No one knows what causes CTE, Prusmack said, but "head injury is obviously a risk factor for it." The first symptoms of CTE are things like disorientation, dizziness, and headaches. It can move on from there to memory loss, erratic behavior, and poor judgment. It only gets worse, to things like dementia and suicidal thoughts.

Fighters are at risk for concussions more than most people. Strikes to the head are just part of the game, Magny said. It's nothing athletes didn't know before stepping in the gym.

"When I decided to be a fighter, it's almost like a risk that came with it," said Magny, who estimates he's had three concussions in his career. "If I go my entire career without getting a concussion, that would be great. But at the end of the day, it's something that's associated with the sport. It's almost like a work-related hazard. It comes with the territory. The biggest thing is knowing when to pull back."

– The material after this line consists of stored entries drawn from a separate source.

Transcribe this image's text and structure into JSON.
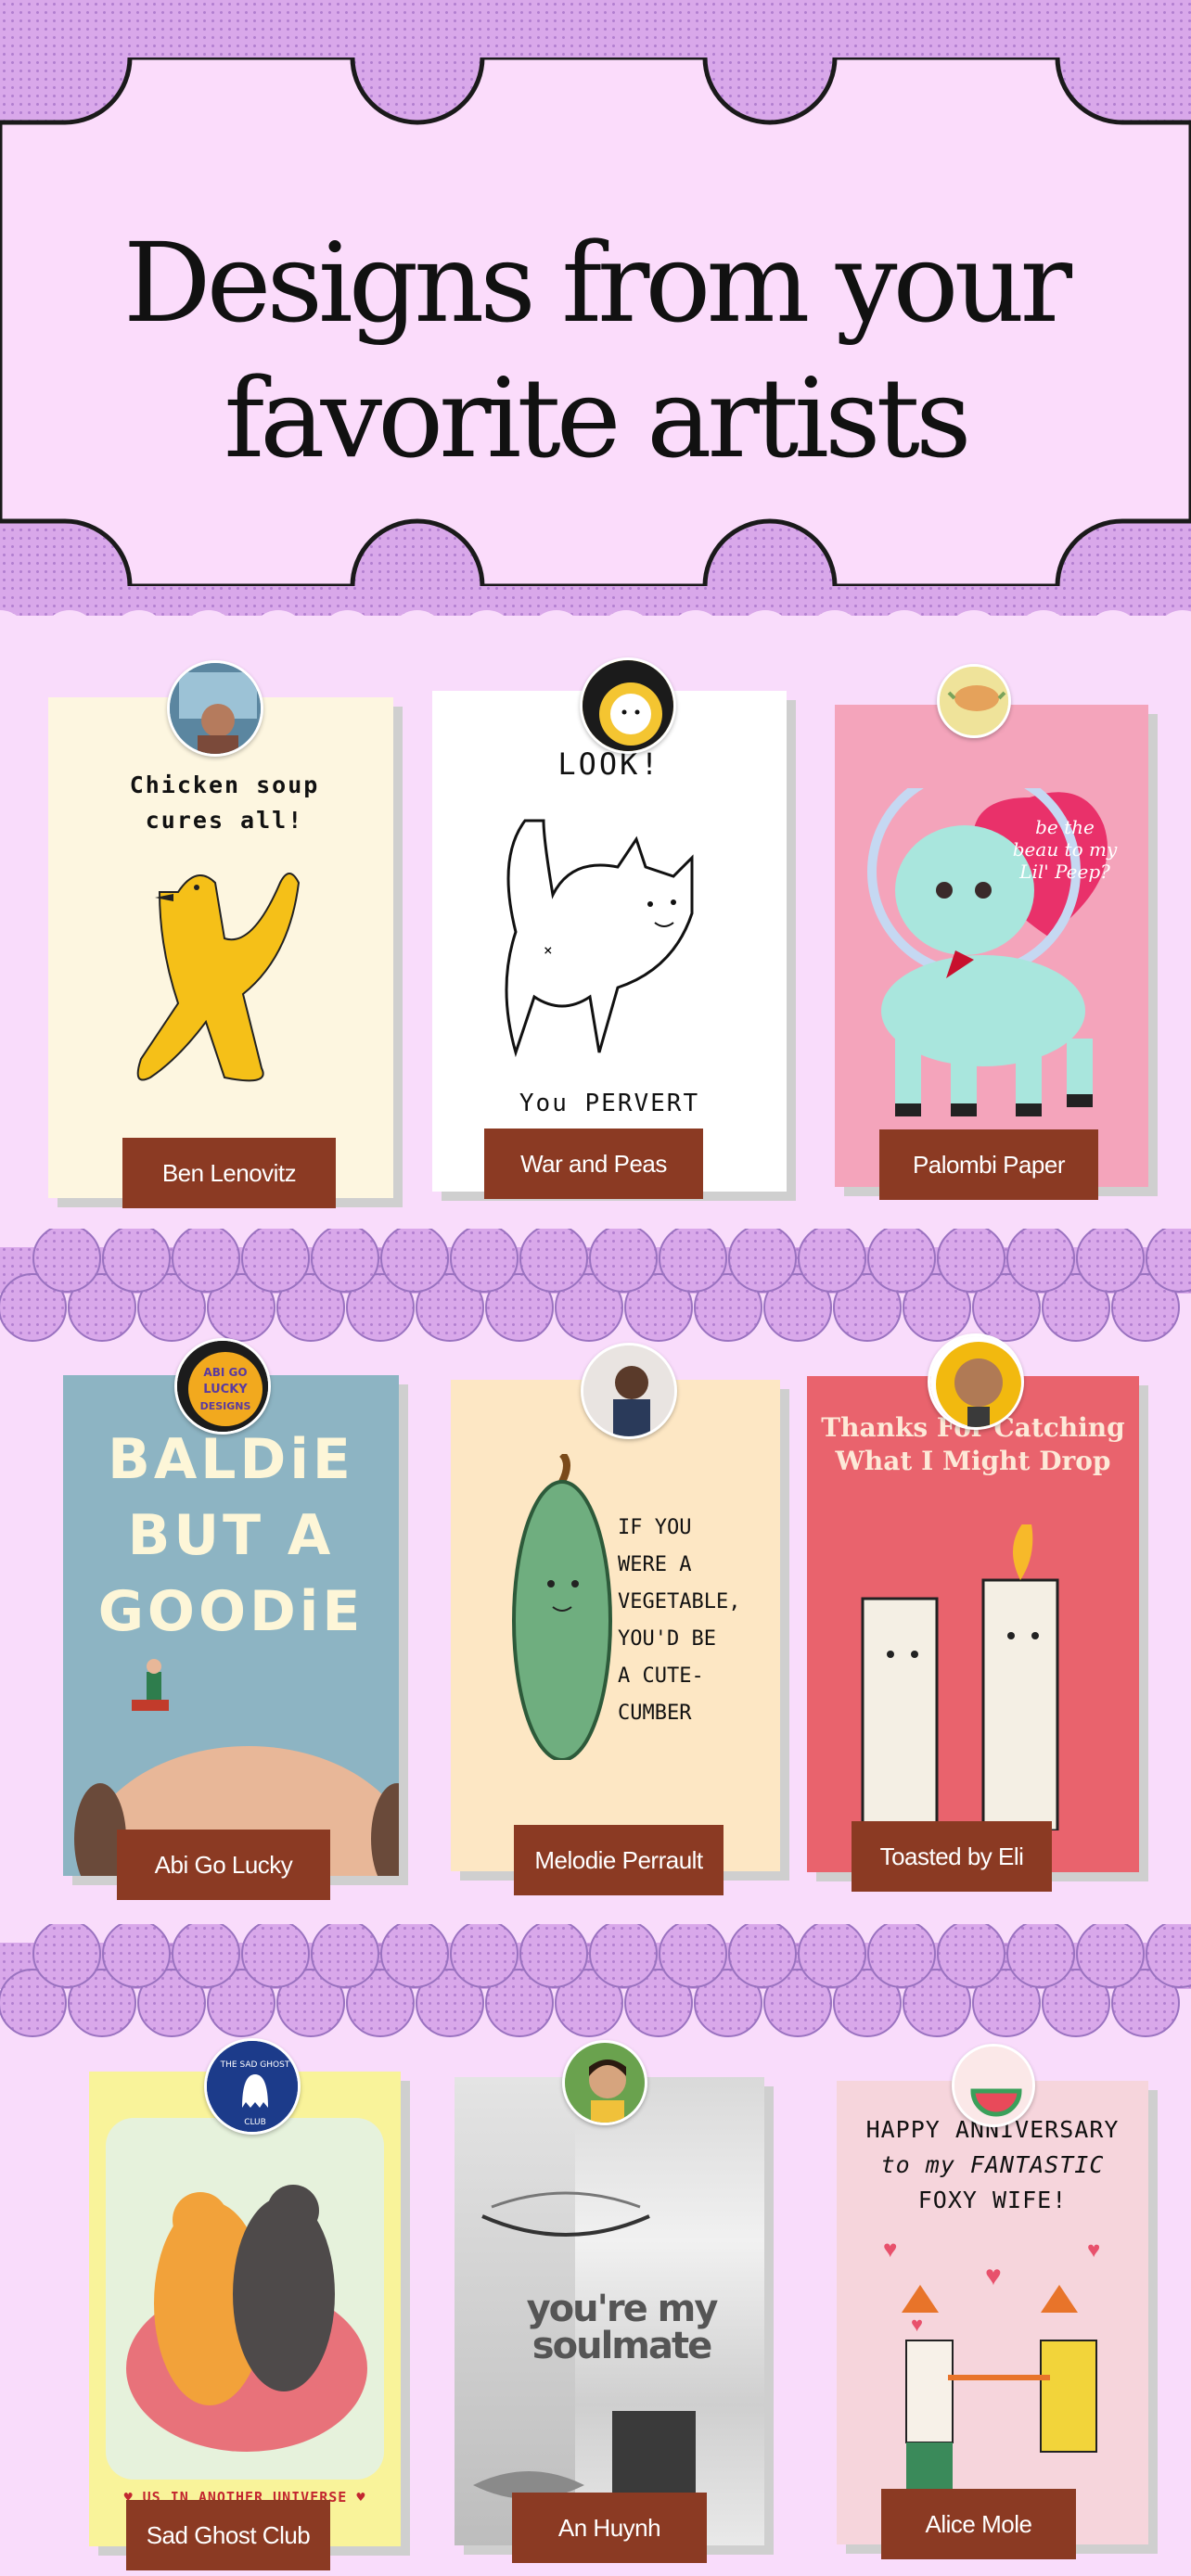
{
  "header": {
    "title_line1": "Designs from your",
    "title_line2": "favorite artists"
  },
  "cards": [
    {
      "artist": "Ben Lenovitz",
      "text": [
        "Chicken soup",
        "cures all!"
      ]
    },
    {
      "artist": "War and Peas",
      "text": [
        "LOOK!",
        "You PERVERT"
      ]
    },
    {
      "artist": "Palombi Paper",
      "text": [
        "be the",
        "beau to my",
        "Lil' Peep?"
      ]
    },
    {
      "artist": "Abi Go Lucky",
      "text": [
        "BALDiE",
        "BUT A",
        "GOODiE"
      ],
      "avatar_text": [
        "ABI GO",
        "LUCKY",
        "DESIGNS"
      ]
    },
    {
      "artist": "Melodie Perrault",
      "text": [
        "IF YOU",
        "WERE A",
        "VEGETABLE,",
        "YOU'D BE",
        "A CUTE-",
        "CUMBER"
      ]
    },
    {
      "artist": "Toasted by Eli",
      "text": [
        "Thanks For Catching",
        "What I Might Drop"
      ]
    },
    {
      "artist": "Sad Ghost Club",
      "text": [
        "US IN ANOTHER UNIVERSE"
      ],
      "avatar_text": [
        "THE SAD GHOST",
        "CLUB"
      ]
    },
    {
      "artist": "An Huynh",
      "text": [
        "you're my",
        "soulmate"
      ]
    },
    {
      "artist": "Alice Mole",
      "text": [
        "HAPPY ANNIVERSARY",
        "to my FANTASTIC",
        "FOXY WIFE!"
      ]
    }
  ]
}
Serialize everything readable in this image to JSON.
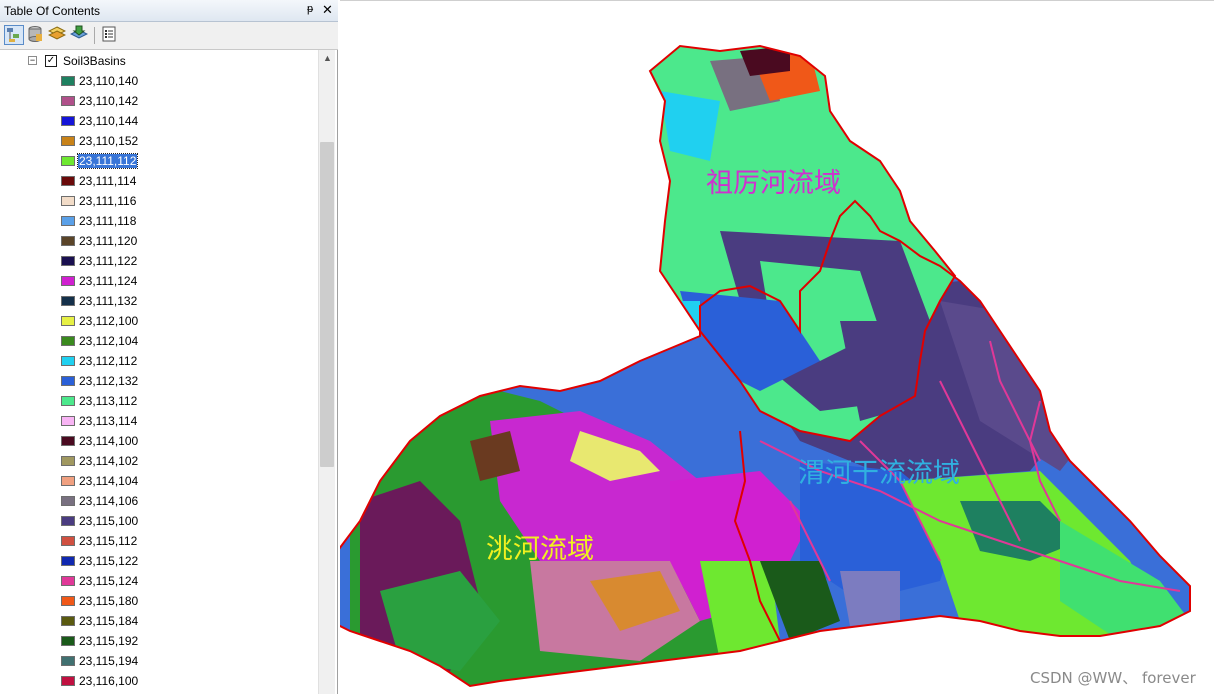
{
  "window": {
    "title": "Table Of Contents",
    "pin_glyph": "ᵽ",
    "close_glyph": "✕"
  },
  "toolbar": {
    "buttons": [
      {
        "icon": "list-by-drawing-order-icon",
        "active": true
      },
      {
        "icon": "list-by-source-icon",
        "active": false
      },
      {
        "icon": "list-by-visibility-icon",
        "active": false
      },
      {
        "icon": "list-by-selection-icon",
        "active": false
      },
      {
        "icon": "options-icon",
        "active": false
      }
    ]
  },
  "layer": {
    "name": "Soil3Basins",
    "checked": true,
    "expander_glyph": "−",
    "check_glyph": "✓"
  },
  "legend": [
    {
      "label": "23,110,140",
      "color": "#1e8060"
    },
    {
      "label": "23,110,142",
      "color": "#b0508a"
    },
    {
      "label": "23,110,144",
      "color": "#1414d8"
    },
    {
      "label": "23,110,152",
      "color": "#c88218"
    },
    {
      "label": "23,111,112",
      "color": "#6ee830",
      "selected": true
    },
    {
      "label": "23,111,114",
      "color": "#6a0a0a"
    },
    {
      "label": "23,111,116",
      "color": "#f2dcc8"
    },
    {
      "label": "23,111,118",
      "color": "#5aa0e8"
    },
    {
      "label": "23,111,120",
      "color": "#5a4428"
    },
    {
      "label": "23,111,122",
      "color": "#1a1050"
    },
    {
      "label": "23,111,124",
      "color": "#d020d0"
    },
    {
      "label": "23,111,132",
      "color": "#14304a"
    },
    {
      "label": "23,112,100",
      "color": "#e6f044"
    },
    {
      "label": "23,112,104",
      "color": "#3a8a1e"
    },
    {
      "label": "23,112,112",
      "color": "#20d0f0"
    },
    {
      "label": "23,112,132",
      "color": "#2a60d8"
    },
    {
      "label": "23,113,112",
      "color": "#4ce88c"
    },
    {
      "label": "23,113,114",
      "color": "#f8b4f4"
    },
    {
      "label": "23,114,100",
      "color": "#4a0a20"
    },
    {
      "label": "23,114,102",
      "color": "#a09860"
    },
    {
      "label": "23,114,104",
      "color": "#f0a080"
    },
    {
      "label": "23,114,106",
      "color": "#787080"
    },
    {
      "label": "23,115,100",
      "color": "#4a3c80"
    },
    {
      "label": "23,115,112",
      "color": "#d05040"
    },
    {
      "label": "23,115,122",
      "color": "#1028b0"
    },
    {
      "label": "23,115,124",
      "color": "#e03898"
    },
    {
      "label": "23,115,180",
      "color": "#f05818"
    },
    {
      "label": "23,115,184",
      "color": "#5a5a10"
    },
    {
      "label": "23,115,192",
      "color": "#1a5a1a"
    },
    {
      "label": "23,115,194",
      "color": "#407070"
    },
    {
      "label": "23,116,100",
      "color": "#c01040"
    }
  ],
  "map": {
    "labels": [
      {
        "text": "祖厉河流域",
        "color": "#d030d0"
      },
      {
        "text": "渭河干流流域",
        "color": "#30b0e0"
      },
      {
        "text": "洮河流域",
        "color": "#f0f020"
      }
    ],
    "boundary_color": "#e00000",
    "watermark": "CSDN @WW、 forever"
  }
}
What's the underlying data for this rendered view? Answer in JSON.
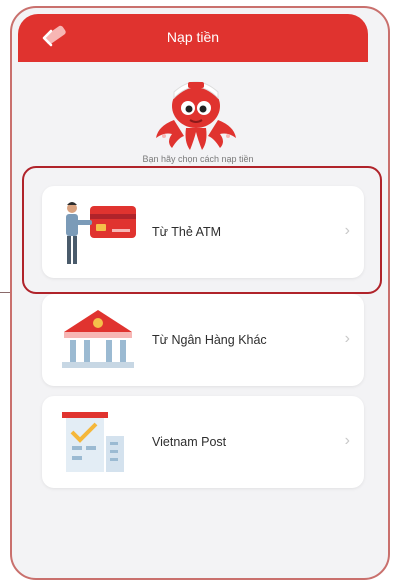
{
  "header": {
    "title": "Nạp tiền",
    "back_icon": "chevron-left-icon"
  },
  "subtitle": "Bạn hãy chọn cách nạp tiền",
  "options": [
    {
      "label": "Từ Thẻ ATM",
      "icon": "atm-card-person-icon"
    },
    {
      "label": "Từ Ngân Hàng Khác",
      "icon": "bank-building-icon"
    },
    {
      "label": "Vietnam Post",
      "icon": "post-office-icon"
    }
  ],
  "colors": {
    "accent": "#e0332f",
    "highlight": "#b0232a"
  }
}
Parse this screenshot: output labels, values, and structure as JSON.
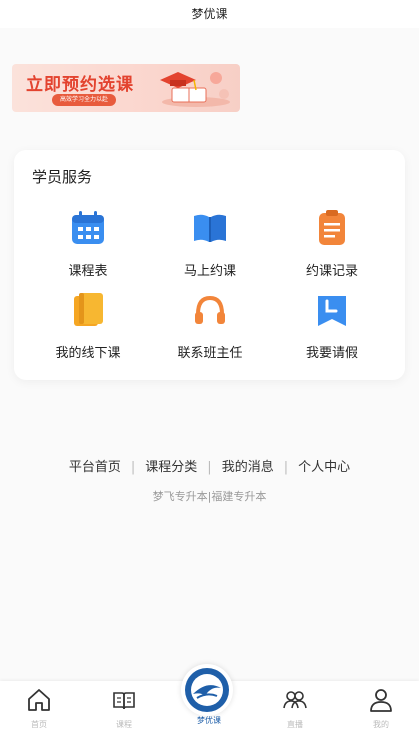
{
  "header": {
    "title": "梦优课"
  },
  "banner": {
    "title": "立即预约选课",
    "subtitle": "高效学习全力以赴"
  },
  "services": {
    "heading": "学员服务",
    "items": [
      {
        "label": "课程表",
        "icon": "calendar-icon",
        "color": "#3a8ef0"
      },
      {
        "label": "马上约课",
        "icon": "book-icon",
        "color": "#3a8ef0"
      },
      {
        "label": "约课记录",
        "icon": "clipboard-icon",
        "color": "#f2853a"
      },
      {
        "label": "我的线下课",
        "icon": "notebook-icon",
        "color": "#f5a623"
      },
      {
        "label": "联系班主任",
        "icon": "headset-icon",
        "color": "#f2853a"
      },
      {
        "label": "我要请假",
        "icon": "clock-bookmark-icon",
        "color": "#3a8ef0"
      }
    ]
  },
  "links": [
    "平台首页",
    "课程分类",
    "我的消息",
    "个人中心"
  ],
  "footer": {
    "text": "梦飞专升本|福建专升本"
  },
  "tabs": [
    {
      "label": "首页",
      "icon": "home-icon"
    },
    {
      "label": "课程",
      "icon": "open-book-icon"
    },
    {
      "label": "梦优课",
      "icon": "logo-icon",
      "active": true
    },
    {
      "label": "直播",
      "icon": "people-icon"
    },
    {
      "label": "我的",
      "icon": "user-icon"
    }
  ],
  "colors": {
    "accent": "#1f5fa9",
    "banner_red": "#e3432f",
    "orange": "#f2853a",
    "blue": "#3a8ef0"
  }
}
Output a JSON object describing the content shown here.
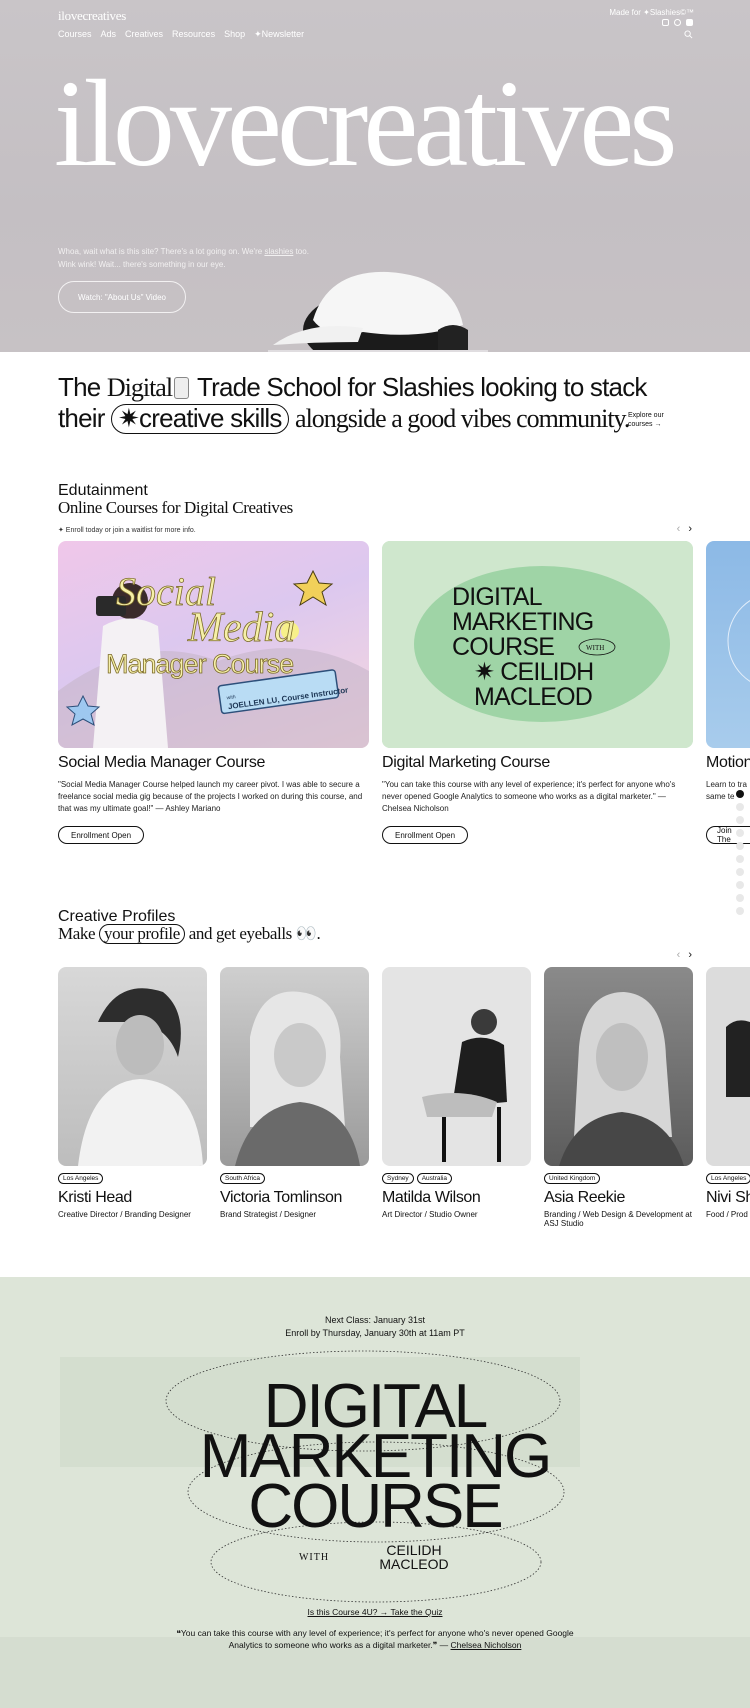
{
  "nav": {
    "logo": "ilovecreatives",
    "links": [
      "Courses",
      "Ads",
      "Creatives",
      "Resources",
      "Shop",
      "✦Newsletter"
    ],
    "made_for": "Made for ✦Slashies©™"
  },
  "hero": {
    "title": "ilovecreatives",
    "intro_a": "Whoa, wait what is this site? There's a lot going on. We're",
    "intro_link": "slashies",
    "intro_b": "too.  Wink wink! Wait... there's something in our eye.",
    "video_button": "Watch: \"About Us\" Video"
  },
  "tagline": {
    "w_the": "The",
    "w_digital": "Digital",
    "w_trade": "Trade School for Slashies looking to stack",
    "w_their": "their",
    "pill": "✷creative skills",
    "w_rest": "alongside a good vibes community.",
    "explore": "Explore our courses →"
  },
  "courses": {
    "kicker": "Edutainment",
    "title": "Online Courses for Digital Creatives",
    "note": "✦ Enroll today or join a waitlist for more info.",
    "prev": "‹",
    "next": "›",
    "items": [
      {
        "name": "Social Media Manager Course",
        "quote": "\"Social Media Manager Course helped launch my career pivot. I was able to secure a freelance social media gig because of the projects I worked on during this course, and that was my ultimate goal!\" — Ashley Mariano",
        "button": "Enrollment Open",
        "art_line1": "Social",
        "art_line2": "Media",
        "art_line3": "Manager Course",
        "art_badge_with": "with",
        "art_badge": "JOELLEN LU, Course Instructor"
      },
      {
        "name": "Digital Marketing Course",
        "quote": "\"You can take this course with any level of experience; it's perfect for anyone who's never opened Google Analytics to someone who works as a digital marketer.\" — Chelsea Nicholson",
        "button": "Enrollment Open",
        "art_line1": "DIGITAL",
        "art_line2": "MARKETING",
        "art_line3": "COURSE",
        "art_with": "WITH",
        "art_line4": "✷  CEILIDH",
        "art_line5": "MACLEOD"
      },
      {
        "name": "Motion",
        "quote": "Learn to tra same te",
        "button": "Join The"
      }
    ],
    "colors": {
      "card1": "#e7c8e8",
      "card2": "#c9e2c9",
      "card3": "#9cc3e8"
    }
  },
  "profiles": {
    "kicker": "Creative Profiles",
    "title_a": "Make",
    "title_pill": "your profile",
    "title_b": "and get eyeballs 👀.",
    "prev": "‹",
    "next": "›",
    "items": [
      {
        "locations": [
          "Los Angeles"
        ],
        "name": "Kristi Head",
        "role": "Creative Director / Branding Designer"
      },
      {
        "locations": [
          "South Africa"
        ],
        "name": "Victoria Tomlinson",
        "role": "Brand Strategist / Designer"
      },
      {
        "locations": [
          "Sydney",
          "Australia"
        ],
        "name": "Matilda Wilson",
        "role": "Art Director / Studio Owner"
      },
      {
        "locations": [
          "United Kingdom"
        ],
        "name": "Asia Reekie",
        "role": "Branding / Web Design & Development at ASJ Studio"
      },
      {
        "locations": [
          "Los Angeles"
        ],
        "name": "Nivi Sh",
        "role": "Food / Prod"
      }
    ]
  },
  "promo": {
    "next_class": "Next Class: January 31st",
    "enroll_by": "Enroll by Thursday, January 30th at 11am PT",
    "line1": "DIGITAL",
    "line2": "MARKETING",
    "line3": "COURSE",
    "with": "WITH",
    "name1": "CEILIDH",
    "name2": "MACLEOD",
    "quiz": "Is this Course 4U? → Take the Quiz",
    "quote_a": "❝You can take this course with any level of experience; it's perfect for anyone who's never opened Google",
    "quote_b": "Analytics to someone who works as a digital marketer.❞ —",
    "quote_author": "Chelsea Nicholson",
    "bg": "#dde5d8"
  }
}
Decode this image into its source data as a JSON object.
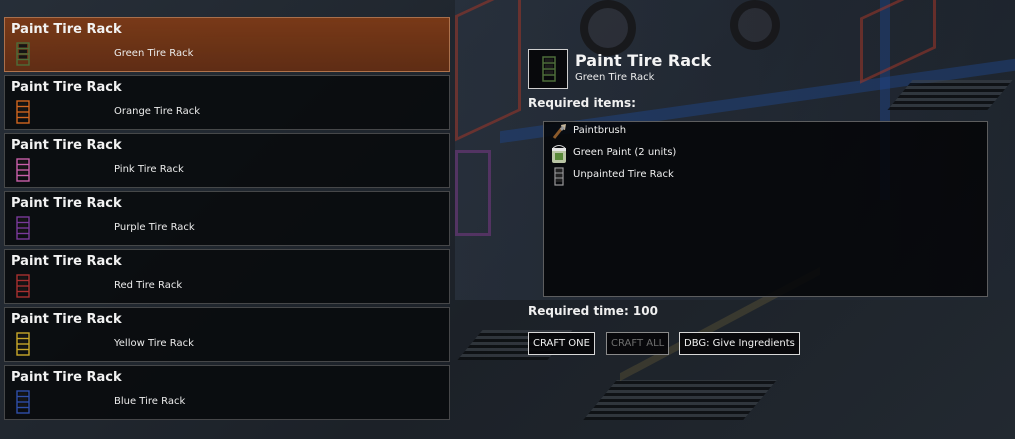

That's why NeuroSlam and Elevation are working together on this research program. If the studies come back to show a real correlation between high S100 protein levels and brain injuries, fighters and coaches all over the world would have real guidelines on how best to prevent and reduce concussions and the like.

Right now, though, everyone — doctors included — are still throwing things at the wall and hoping they'll stick. But at least many athletes now know what they're battling against aside from just their opponents in the cage.

"Most of us at the end of the day, we don't know what we're doing when it comes to concussions," Magny said. "We just know how we feel day in and day out and we just base our training off of that."